Rude buyer towards sales person - seeing the other side

We attended an RV show and about midway through our visit were hanging out in a nice toy hauler. Happened to be near one of the sales desks and we overhear a negotiation in progress (if you want to call it that).

The rig the buyer wanted was already lower than anything I could find online but it turned out the buyer wanted to trade his one year old rig in and wanted $55k for it. The sales manager very politely pointed out that the highest book value was $48k and the wholesale was $38.5k. The buyer didn't care plus he wanted an additional $5k off the new unit.

The sales manager responded, very funny I might add, "what would your response be if I walked in here and simply raised our asking price by $20k... you would probably tell me to get lost. I thank you for your interest and am happy to work with you but only if you are able to negotiate in good faith".

Now there is normally a lot of dealer bashing that goes on but in this example I am totally with the dealer. His matter of fact response made me like him even more. I won't mention the dealer name but they are a large brand.
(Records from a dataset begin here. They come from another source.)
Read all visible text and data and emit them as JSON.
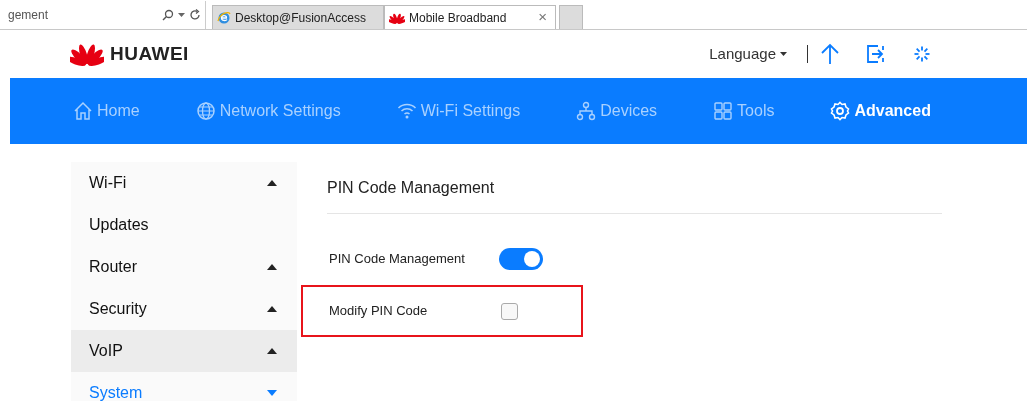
{
  "browser": {
    "address": "gement",
    "tabs": [
      {
        "label": "Desktop@FusionAccess",
        "selected": false,
        "kind": "ie"
      },
      {
        "label": "Mobile Broadband",
        "selected": true,
        "kind": "huawei"
      }
    ],
    "close": "×"
  },
  "header": {
    "brand": "HUAWEI",
    "language": "Language"
  },
  "nav": [
    {
      "label": "Home",
      "selected": false
    },
    {
      "label": "Network Settings",
      "selected": false
    },
    {
      "label": "Wi-Fi Settings",
      "selected": false
    },
    {
      "label": "Devices",
      "selected": false
    },
    {
      "label": "Tools",
      "selected": false
    },
    {
      "label": "Advanced",
      "selected": true
    }
  ],
  "sidebar": {
    "items": [
      {
        "label": "Wi-Fi",
        "expanded": false,
        "selected": false
      },
      {
        "label": "Updates",
        "selected": false
      },
      {
        "label": "Router",
        "expanded": false,
        "selected": false
      },
      {
        "label": "Security",
        "expanded": false,
        "selected": false
      },
      {
        "label": "VoIP",
        "expanded": false,
        "selected": false,
        "hovered": true
      },
      {
        "label": "System",
        "expanded": true,
        "selected": true
      }
    ]
  },
  "content": {
    "title": "PIN Code Management",
    "settings": [
      {
        "label": "PIN Code Management",
        "kind": "switch",
        "on": true,
        "highlighted": false
      },
      {
        "label": "Modify PIN Code",
        "kind": "checkbox",
        "checked": false,
        "highlighted": true
      }
    ]
  }
}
I wouldn't be surprised if that buyer was telling this story but in a much different tone.

55 Replies

  • I wasn't there, but if he was wanting to trade in a rig he had purchased just a year ago, clearly he was trying to undo a previous bad decision and trying not to lose his shirt. Unfortunately, that is not the way the world works.

    You're seldom going to come out very well on a trade. Like a few years ago after my Dad passed, a dealer offered $19.5 to trade his 18 month old Ford F150 King Ranch with only 5K miles on a new car for my Mom. We passed and sold it private party for $33,300.
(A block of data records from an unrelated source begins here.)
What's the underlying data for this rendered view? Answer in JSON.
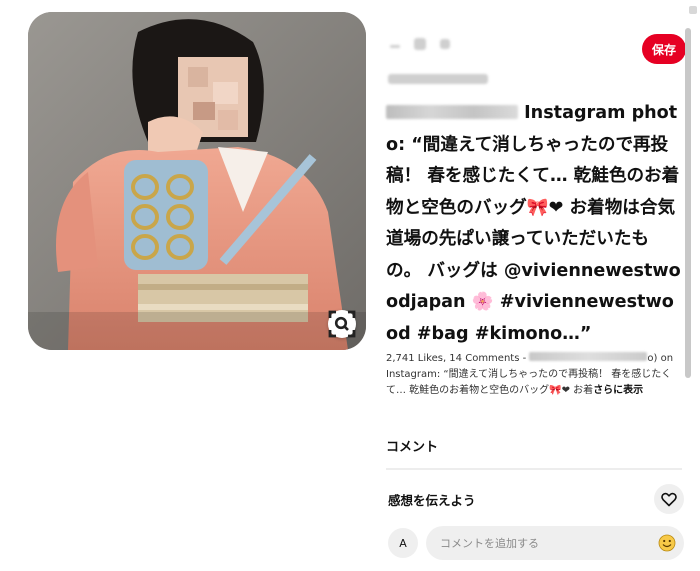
{
  "actions": {
    "save_label": "保存",
    "icons": [
      "more-icon",
      "share-icon",
      "link-icon"
    ]
  },
  "pin": {
    "title_suffix": "Instagram photo: “間違えて消しちゃったので再投稿！ 春を感じたくて… 乾鮭色のお着物と空色のバッグ🎀❤ お着物は合気道場の先ぱい譲っていただいたもの。 バッグは @viviennewestwoodjapan 🌸 #viviennewestwood #bag #kimono…”",
    "description_prefix": "2,741 Likes, 14 Comments - ",
    "description_handle_tail": "o) on",
    "description_body": "Instagram: “間違えて消しちゃったので再投稿！ 春を感じたくて… 乾鮭色のお着物と空色のバッグ🎀❤ お着",
    "show_more": "さらに表示"
  },
  "comments": {
    "heading": "コメント",
    "reaction_prompt": "感想を伝えよう",
    "avatar_initial": "A",
    "placeholder": "コメントを追加する"
  },
  "colors": {
    "accent": "#e60023",
    "field_bg": "#efefef",
    "kimono": "#e89a84",
    "bag": "#9fbdd2"
  }
}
    I'll never forget what the guy said as we signed the papers - "you don't sell your stuff cheap!" No, but we sold it!
  • azdryheat wrote:
    Regardless, where did the dealer get the so-called wholesale price for the trade-in?


    You do realize every dealer is connected into the wholesale market because they do take trade-ins and base trade values largely on what the auctions of the comparable units have brought in the recent past right? There are even factory new units that go into the wholesale market when they've been lot queens somewhere.
  • Best thing to do is make an offer and walk. No sense arguing with a dealer. I actually had a dealer tell me they only made 3% profit on new MHs. Nobody wins an arguement. That is why I call in my offer on the phone. Call me back if interested. I doubt any dealer loses money on a sale.
  • Regardless, where did the dealer get the so-called wholesale price for the trade-in? There isn't one. Too many dealers use the lower NADA book value and call it a trade-in value, which it isn't because it's a value used for a junker trade-in (the book says so). So I question the dealer's numbers from the get-go. What if the buyer had done his homework and the NADA number really was 55k and the dealer was low-balling him? Did you stick around long enough to see a result of the negotiations?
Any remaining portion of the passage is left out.